Step1: Recall the formula for the period of a charged - particle in a magnetic field

The period of a charged particle moving in a uniform magnetic field with its velocity perpendicular to the field is given by $T=\frac{2\pi m}{qB}$, which can be rewritten as $T = 2\pi\frac{m}{q}B^{-1}$. This is a linear equation of the form $y = mx + c$, where $y = T$, $x = B^{-1}$, and the slope $m = 2\pi\frac{m}{q}$.

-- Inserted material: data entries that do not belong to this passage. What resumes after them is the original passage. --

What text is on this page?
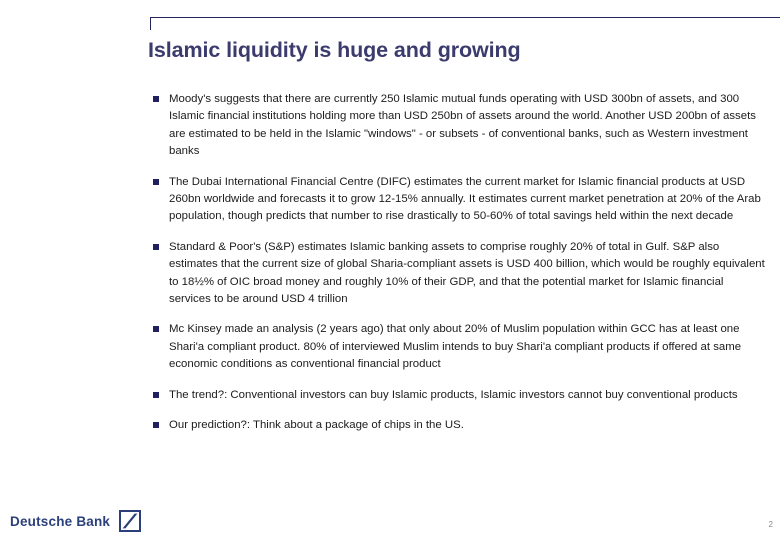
Islamic liquidity is huge and growing
Moody's suggests that there are currently 250 Islamic mutual funds operating with USD 300bn of assets, and 300 Islamic financial institutions holding more than USD 250bn of assets around the world. Another USD 200bn of assets are estimated to be held in the Islamic "windows" - or subsets - of conventional banks, such as Western investment banks
The Dubai International Financial Centre (DIFC) estimates the current market for Islamic financial products at USD 260bn worldwide and forecasts it to grow 12-15% annually. It estimates current market penetration at 20% of the Arab population, though predicts that number to rise drastically to 50-60% of total savings held within the next decade
Standard & Poor's (S&P) estimates Islamic banking assets to comprise roughly 20% of total in Gulf. S&P also estimates that the current size of global Sharia-compliant assets is USD 400 billion, which would be roughly equivalent to 18½% of OIC broad money and roughly 10% of their GDP, and that the potential market for Islamic financial services to be around USD 4 trillion
Mc Kinsey made an analysis (2 years ago) that only about 20% of Muslim population within GCC has at least one Shari'a compliant product. 80% of interviewed Muslim intends to buy Shari'a compliant products if offered at same economic conditions as conventional financial product
The trend?: Conventional investors can buy Islamic products, Islamic investors cannot buy conventional products
Our prediction?: Think about a package of chips in the US.
Deutsche Bank	2
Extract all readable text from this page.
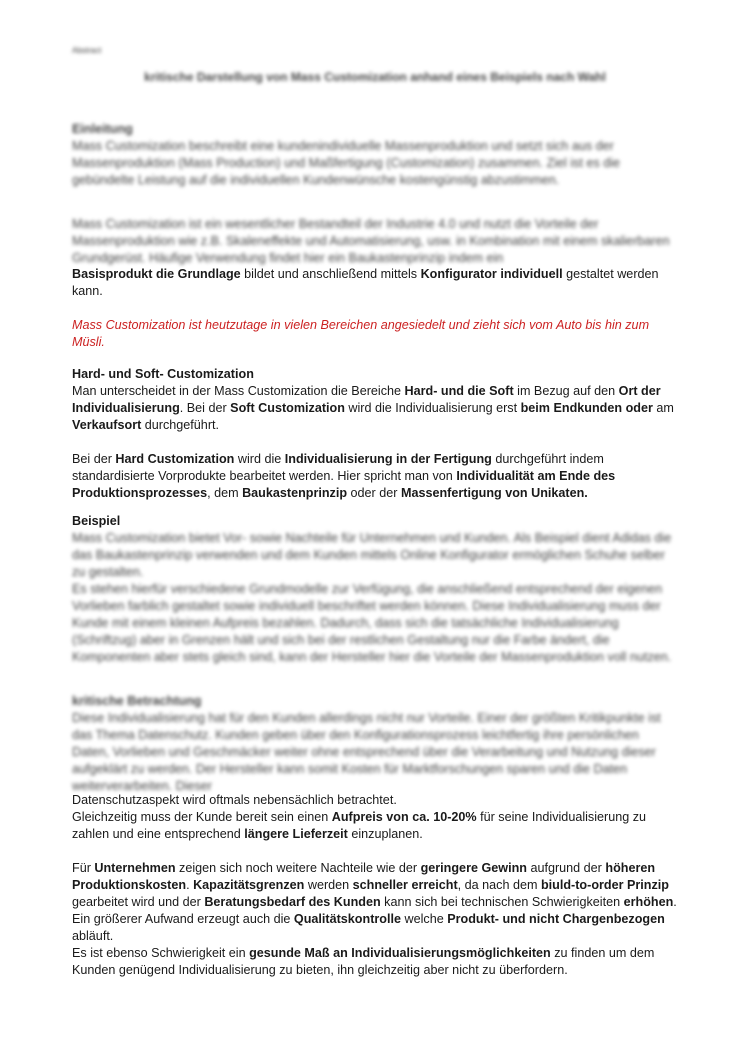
Abstract
kritische Darstellung von Mass Customization anhand eines Beispiels nach Wahl

Einleitung

Mass Customization beschreibt eine kundenindividuelle Massenproduktion und setzt sich aus der Massenproduktion (Mass Production) und Maßfertigung (Customization) zusammen. Ziel ist es die gebündelte Leistung auf die individuellen Kundenwünsche kostengünstig abzustimmen.

Mass Customization ist ein wesentlicher Bestandteil der Industrie 4.0 und nutzt die Vorteile der Massenproduktion wie z.B. Skaleneffekte und Automatisierung, usw. in Kombination mit einem skalierbaren Grundgerüst. Häufige Verwendung findet hier ein Baukastenprinzip indem ein

Basisprodukt die Grundlage bildet und anschließend mittels Konfigurator individuell gestaltet werden kann.

Mass Customization ist heutzutage in vielen Bereichen angesiedelt und zieht sich vom Auto bis hin zum Müsli.

Hard- und Soft- Customization

Man unterscheidet in der Mass Customization die Bereiche Hard- und die Soft im Bezug auf den Ort der Individualisierung. Bei der Soft Customization wird die Individualisierung erst beim Endkunden oder am Verkaufsort durchgeführt.

Bei der Hard Customization wird die Individualisierung in der Fertigung durchgeführt indem standardisierte Vorprodukte bearbeitet werden. Hier spricht man von Individualität am Ende des Produktionsprozesses, dem Baukastenprinzip oder der Massenfertigung von Unikaten.

Beispiel

Mass Customization bietet Vor- sowie Nachteile für Unternehmen und Kunden. Als Beispiel dient Adidas die das Baukastenprinzip verwenden und dem Kunden mittels Online Konfigurator ermöglichen Schuhe selber zu gestalten.

Es stehen hierfür verschiedene Grundmodelle zur Verfügung, die anschließend entsprechend der eigenen Vorlieben farblich gestaltet sowie individuell beschriftet werden können. Diese Individualisierung muss der Kunde mit einem kleinen Aufpreis bezahlen. Dadurch, dass sich die tatsächliche Individualisierung (Schriftzug) aber in Grenzen hält und sich bei der restlichen Gestaltung nur die Farbe ändert, die Komponenten aber stets gleich sind, kann der Hersteller hier die Vorteile der Massenproduktion voll nutzen.

kritische Betrachtung

Diese Individualisierung hat für den Kunden allerdings nicht nur Vorteile. Einer der größten Kritikpunkte ist das Thema Datenschutz. Kunden geben über den Konfigurationsprozess leichtfertig ihre persönlichen Daten, Vorlieben und Geschmäcker weiter ohne entsprechend über die Verarbeitung und Nutzung dieser aufgeklärt zu werden. Der Hersteller kann somit Kosten für Marktforschungen sparen und die Daten weiterverarbeiten. Dieser

Datenschutzaspekt wird oftmals nebensächlich betrachtet.

Gleichzeitig muss der Kunde bereit sein einen Aufpreis von ca. 10-20% für seine Individualisierung zu zahlen und eine entsprechend längere Lieferzeit einzuplanen.

Für Unternehmen zeigen sich noch weitere Nachteile wie der geringere Gewinn aufgrund der höheren Produktionskosten. Kapazitätsgrenzen werden schneller erreicht, da nach dem biuld-to-order Prinzip gearbeitet wird und der Beratungsbedarf des Kunden kann sich bei technischen Schwierigkeiten erhöhen. Ein größerer Aufwand erzeugt auch die Qualitätskontrolle welche Produkt- und nicht Chargenbezogen abläuft.

Es ist ebenso Schwierigkeit ein gesunde Maß an Individualisierungsmöglichkeiten zu finden um dem Kunden genügend Individualisierung zu bieten, ihn gleichzeitig aber nicht zu überfordern.
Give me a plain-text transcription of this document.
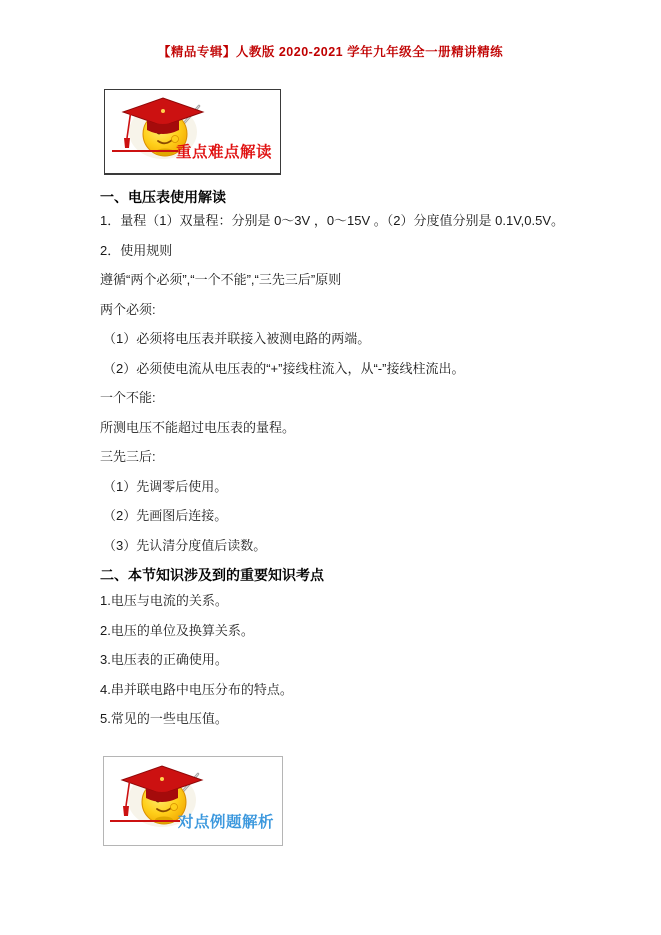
【精品专辑】人教版 2020-2021 学年九年级全一册精讲精练
重点难点解读
一、电压表使用解读

1．量程（1）双量程：分别是 0～3V ，0～15V 。（2）分度值分别是 0.1V,0.5V。

2．使用规则

遵循“两个必须”,“一个不能”,“三先三后”原则

两个必须:

（1）必须将电压表并联接入被测电路的两端。

（2）必须使电流从电压表的“+”接线柱流入，从“-”接线柱流出。

一个不能:

所测电压不能超过电压表的量程。

三先三后:

（1）先调零后使用。

（2）先画图后连接。

（3）先认清分度值后读数。

二、本节知识涉及到的重要知识考点

1.电压与电流的关系。

2.电压的单位及换算关系。

3.电压表的正确使用。

4.串并联电路中电压分布的特点。

5.常见的一些电压值。

对点例题解析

Step2: Find the slope of the line from the graph

The slope of the line $m_{slope}$ in the $T - B^{-1}$ graph can be calculated using two - point formula. Let's assume two points on the line: $(B_1^{-1},T_1)$ and $(B_2^{-1},T_2)$. The slope $m_{slope}=\frac{T_2 - T_1}{B_2^{-1}-B_1^{-1}}$. From the graph, we can also note that the slope of the line $T$ versus $B^{-1}$ is related to $\frac{m}{q}$ by $m_{slope}=2\pi\frac{m}{q}$.
We know that the vertical - axis scale is set by $T_s = 43.1\ ns$ and the horizontal - axis scale is set by $B_s^{-1}=6.8\ T^{-1}$.
If we consider the full range of the graph (assuming the line passes through the origin and the end - point of the visible line segment), when $B^{-1}=B_s^{-1}=6.8\ T^{-1}$, $T = T_s = 43.1\ ns$.
Since $T = 2\pi\frac{m}{q}B^{-1}$, then $\frac{m}{q}=\frac{T}{2\pi B^{-1}}$.
Substituting $T = 43.1\times10^{-9}\ s$ and $B^{-1}=6.8\ T^{-1}$ into the formula:
\[

$$\begin{align*} \frac{m}{q}&=\frac{43.1\times 10^{-9}}{2\pi\times6.8}\\ &=\frac{43.1\times 10^{-9}}{42.73}\\ &\approx1.01\times 10^{-9}\ kg/C \end{align*}$$

\]

Answer:

$1.01\times 10^{-9}\ kg/C$